Les Afriques : Vous plaidez pour un retour à une sorte de société des nations pour dépasser le cadre actuel de l’ONU. La defunte SDN n’a-t-elle pas montré ses limites ?

Thierry de Montbrial : C’est une question de vocabulaire. Il ne s’agit pas de retourner à l’organisation qui s’appelait la Société des Nations (SDN) qui a prouvé, à l’époque, son incapacité à faire face aux problèmes du monde puisqu’elle n’avait pas un système de gouvernance efficace.

 En ce qui concerne la Françafrique, il faut se rappeler qu’au temps de Mitterrand, la France avait officiellement renoncé au modèle paternaliste entre la France et une partie de l’Afrique. Je pense qu’on n’a pas vraiment remplacé ce modèle.

L’expression « société des nations » par rapport à « organisation des nations unies » est plus proche de la réalité dans le monde d’aujourd’hui où les Etats ne forment pas une communauté. Celle-ci suppose des liens affectifs au contraire d’une société où les membres ont beaucoup d’intérêt mais très peu d’affect.

LA : Comment l’ONU doit-elle évoluer dans cette quête d’une meilleure gouvernance mondiale ?

TdM : Je pense que l’ONU a quand même constitué une avancée par rapport à la SDN grâce à son système de membres permanents de conseil de sécurité. L’existence d’un tel système a probablement permis d’éviter les grands drames. Mais en même temps, ce système est insuffisamment représentatif puisque les membres permanents de ce conseil de sécurité sont les pays désignés vainqueurs de la deuxième guerre mondiale et qui ignoraient une bonne partie du monde. Il y a nécessité de faire place à une sorte d’organisation qui fasse davantage place au monde réel par rapport à un monde hérité d’une période de plus de 60 ans d’âge.

LA : Parallélement à l’ONU, le FMI et la banque mondiale ne devraient-ils pas évoluer pour aider à l’avénément d’une nouvelle gouvernance ?

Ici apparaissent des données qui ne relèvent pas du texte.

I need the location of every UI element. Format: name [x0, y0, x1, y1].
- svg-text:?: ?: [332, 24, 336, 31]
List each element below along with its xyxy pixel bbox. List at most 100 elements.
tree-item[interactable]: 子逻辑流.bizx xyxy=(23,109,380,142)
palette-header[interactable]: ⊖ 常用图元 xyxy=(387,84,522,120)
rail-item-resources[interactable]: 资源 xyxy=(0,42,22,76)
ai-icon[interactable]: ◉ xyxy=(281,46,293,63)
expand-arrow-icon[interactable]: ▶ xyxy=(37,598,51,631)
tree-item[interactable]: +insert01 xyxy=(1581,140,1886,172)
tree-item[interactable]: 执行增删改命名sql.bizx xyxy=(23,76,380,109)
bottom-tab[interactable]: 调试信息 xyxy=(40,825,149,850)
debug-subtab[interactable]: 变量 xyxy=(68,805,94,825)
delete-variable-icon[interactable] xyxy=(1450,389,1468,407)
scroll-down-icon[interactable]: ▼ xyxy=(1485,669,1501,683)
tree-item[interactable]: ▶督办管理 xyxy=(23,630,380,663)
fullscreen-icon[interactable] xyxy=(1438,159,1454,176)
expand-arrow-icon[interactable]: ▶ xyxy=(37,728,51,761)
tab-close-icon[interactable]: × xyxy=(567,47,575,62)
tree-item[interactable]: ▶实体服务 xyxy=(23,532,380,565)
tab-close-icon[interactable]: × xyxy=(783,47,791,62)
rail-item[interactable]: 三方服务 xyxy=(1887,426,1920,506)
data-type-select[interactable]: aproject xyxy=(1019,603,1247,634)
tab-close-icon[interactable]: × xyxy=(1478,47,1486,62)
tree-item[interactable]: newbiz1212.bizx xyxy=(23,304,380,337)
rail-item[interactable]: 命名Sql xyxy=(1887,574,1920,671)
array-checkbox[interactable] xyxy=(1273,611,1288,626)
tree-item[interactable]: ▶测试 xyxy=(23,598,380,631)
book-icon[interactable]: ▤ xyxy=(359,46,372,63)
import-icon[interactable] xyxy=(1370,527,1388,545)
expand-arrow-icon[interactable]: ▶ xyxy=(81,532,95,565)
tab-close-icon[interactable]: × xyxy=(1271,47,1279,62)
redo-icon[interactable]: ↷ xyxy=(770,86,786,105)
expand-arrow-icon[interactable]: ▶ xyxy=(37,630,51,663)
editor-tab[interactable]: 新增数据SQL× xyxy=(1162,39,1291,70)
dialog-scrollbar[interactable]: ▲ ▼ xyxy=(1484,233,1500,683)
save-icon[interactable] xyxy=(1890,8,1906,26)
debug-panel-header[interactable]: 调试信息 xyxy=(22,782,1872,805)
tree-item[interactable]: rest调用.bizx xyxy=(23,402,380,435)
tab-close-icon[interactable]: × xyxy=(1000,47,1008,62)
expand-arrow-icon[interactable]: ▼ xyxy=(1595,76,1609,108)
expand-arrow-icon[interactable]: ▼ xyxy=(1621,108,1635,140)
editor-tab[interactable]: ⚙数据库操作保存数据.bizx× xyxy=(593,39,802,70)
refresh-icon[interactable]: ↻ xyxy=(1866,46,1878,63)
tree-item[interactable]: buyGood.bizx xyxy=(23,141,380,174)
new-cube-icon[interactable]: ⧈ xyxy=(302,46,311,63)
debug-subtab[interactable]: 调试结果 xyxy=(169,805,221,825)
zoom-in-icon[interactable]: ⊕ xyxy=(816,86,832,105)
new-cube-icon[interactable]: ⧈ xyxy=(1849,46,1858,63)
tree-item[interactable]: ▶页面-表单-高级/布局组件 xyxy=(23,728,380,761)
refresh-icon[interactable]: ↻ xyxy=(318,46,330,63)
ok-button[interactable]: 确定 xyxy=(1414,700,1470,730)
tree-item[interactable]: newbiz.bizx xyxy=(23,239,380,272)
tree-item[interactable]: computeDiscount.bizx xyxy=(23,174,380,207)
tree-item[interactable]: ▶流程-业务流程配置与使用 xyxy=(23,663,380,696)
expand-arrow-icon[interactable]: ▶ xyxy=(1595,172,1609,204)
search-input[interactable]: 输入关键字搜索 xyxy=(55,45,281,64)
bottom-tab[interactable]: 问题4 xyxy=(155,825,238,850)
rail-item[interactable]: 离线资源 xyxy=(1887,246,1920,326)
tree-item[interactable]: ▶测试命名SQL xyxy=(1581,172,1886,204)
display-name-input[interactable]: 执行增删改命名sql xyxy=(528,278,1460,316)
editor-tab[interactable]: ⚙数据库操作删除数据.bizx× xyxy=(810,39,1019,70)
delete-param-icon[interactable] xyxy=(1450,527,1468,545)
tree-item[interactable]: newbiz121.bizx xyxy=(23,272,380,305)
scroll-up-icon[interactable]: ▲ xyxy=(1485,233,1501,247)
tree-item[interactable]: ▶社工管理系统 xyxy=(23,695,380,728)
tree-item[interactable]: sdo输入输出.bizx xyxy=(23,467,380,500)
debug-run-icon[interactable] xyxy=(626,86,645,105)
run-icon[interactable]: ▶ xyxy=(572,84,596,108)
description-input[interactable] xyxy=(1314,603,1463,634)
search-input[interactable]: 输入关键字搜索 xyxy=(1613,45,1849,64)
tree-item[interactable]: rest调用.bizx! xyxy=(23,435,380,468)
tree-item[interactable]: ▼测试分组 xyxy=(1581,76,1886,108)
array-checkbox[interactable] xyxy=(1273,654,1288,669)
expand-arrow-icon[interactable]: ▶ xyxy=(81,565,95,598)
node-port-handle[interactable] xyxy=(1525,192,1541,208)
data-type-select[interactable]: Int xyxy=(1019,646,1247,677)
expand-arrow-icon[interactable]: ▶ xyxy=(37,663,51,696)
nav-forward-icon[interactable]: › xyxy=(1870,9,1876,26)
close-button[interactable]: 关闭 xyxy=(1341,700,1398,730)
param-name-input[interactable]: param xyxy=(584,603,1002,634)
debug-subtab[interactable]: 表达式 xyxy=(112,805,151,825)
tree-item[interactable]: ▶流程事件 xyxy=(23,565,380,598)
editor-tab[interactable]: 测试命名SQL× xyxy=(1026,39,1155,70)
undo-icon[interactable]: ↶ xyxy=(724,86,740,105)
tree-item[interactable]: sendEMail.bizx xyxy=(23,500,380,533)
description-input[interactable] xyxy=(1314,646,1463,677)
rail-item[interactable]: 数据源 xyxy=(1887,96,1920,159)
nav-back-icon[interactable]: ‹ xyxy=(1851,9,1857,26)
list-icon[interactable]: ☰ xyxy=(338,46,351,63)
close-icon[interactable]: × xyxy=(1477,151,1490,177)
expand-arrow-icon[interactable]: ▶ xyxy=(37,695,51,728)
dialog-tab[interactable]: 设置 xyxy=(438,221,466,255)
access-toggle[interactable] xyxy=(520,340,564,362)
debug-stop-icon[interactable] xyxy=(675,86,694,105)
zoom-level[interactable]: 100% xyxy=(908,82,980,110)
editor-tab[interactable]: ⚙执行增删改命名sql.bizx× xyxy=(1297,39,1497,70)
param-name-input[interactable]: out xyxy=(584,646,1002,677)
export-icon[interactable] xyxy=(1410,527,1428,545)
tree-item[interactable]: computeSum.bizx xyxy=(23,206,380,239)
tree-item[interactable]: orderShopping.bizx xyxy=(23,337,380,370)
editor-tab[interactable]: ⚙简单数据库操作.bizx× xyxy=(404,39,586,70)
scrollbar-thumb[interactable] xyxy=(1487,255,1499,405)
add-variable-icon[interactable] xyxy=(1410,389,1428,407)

TdM : Voilà deux institutions économiques qui s’occupent, l’une pour des questions financières et l’autre pour des questions de développement et d’investissements, dans les pays qui ont le plus de mal à financer leur développement. Ces institutions ont un grand passé et certainement un grand avenir. Néanmoins, il y a deux problèmes qui se posent. Le premier, c’est la question de la gouvernance. Par exemple, au sein du FMI, quelque soient les dirigeants, je n’ai pas souvenir qu’il y ait jamais eu une critique de la politique monétaire américaine. La structure de pouvoir est telle qu’il est pratiquement impossible de faire des critiques à cette superpuissance. Ce n’est pas normal, quand on sait que les Etats-Unis ont largement contribué à alimenter la crise financière internationale. Ce n’est pas normal qu’une institution financière comme le FMI n’ait pas le droit de s’exprimer à ce sujet. Le FMI a fait l’objet récemment de réformes avec une augmentation des quotes-parts de la Chine au détriment des pays de l’Union européenne. Mais ceci ne résout pas vraiment la question. Je pense qu’il y a lieu, tout comme le conseil de sécurité de l’ONU, de revoir l’organisation de ces institutions. Mais d’un autre côté, il y a un manque de coordination entre ces institutions qui s’occupent de la gouvernance mondiale.

LA : Comment intégrer la dimension « justice  » dans un nouveau concept de gouvernance mondiale ?

TdM : Le terme « justice » est une des notions les plus simples au plan émotionnel. Mais quand on cherche à le préciser, ça devient très compliqué. Il est impossible de définir la justice d’une manière opérationnelle. Néanmoins, je pense que c’est une question de degrés. Quand une organisation est injuste, elle n’est pas légitime et quand elle n’est pas légitime, tôt ou tard cela créé des dysfonctionnements dans le système. Contrairement à ce qu’on dit souvent, il n’y a pas de contradiction entre l’efficacité et la légitimité. Le tout est de trouver un bon équilibre. C’est l’histoire des groupes, des fameux « G ». S’il y a peu de participants, on court le risque d’injustice. Et s’il y a trop de participants, on court le risque d’inefficacité. L’exemple le plus patent est la tentative actuelle pour régler les problèmes du climat. Il y a trop de monde. La solution aux problèmes de ce genre n’est pas facile.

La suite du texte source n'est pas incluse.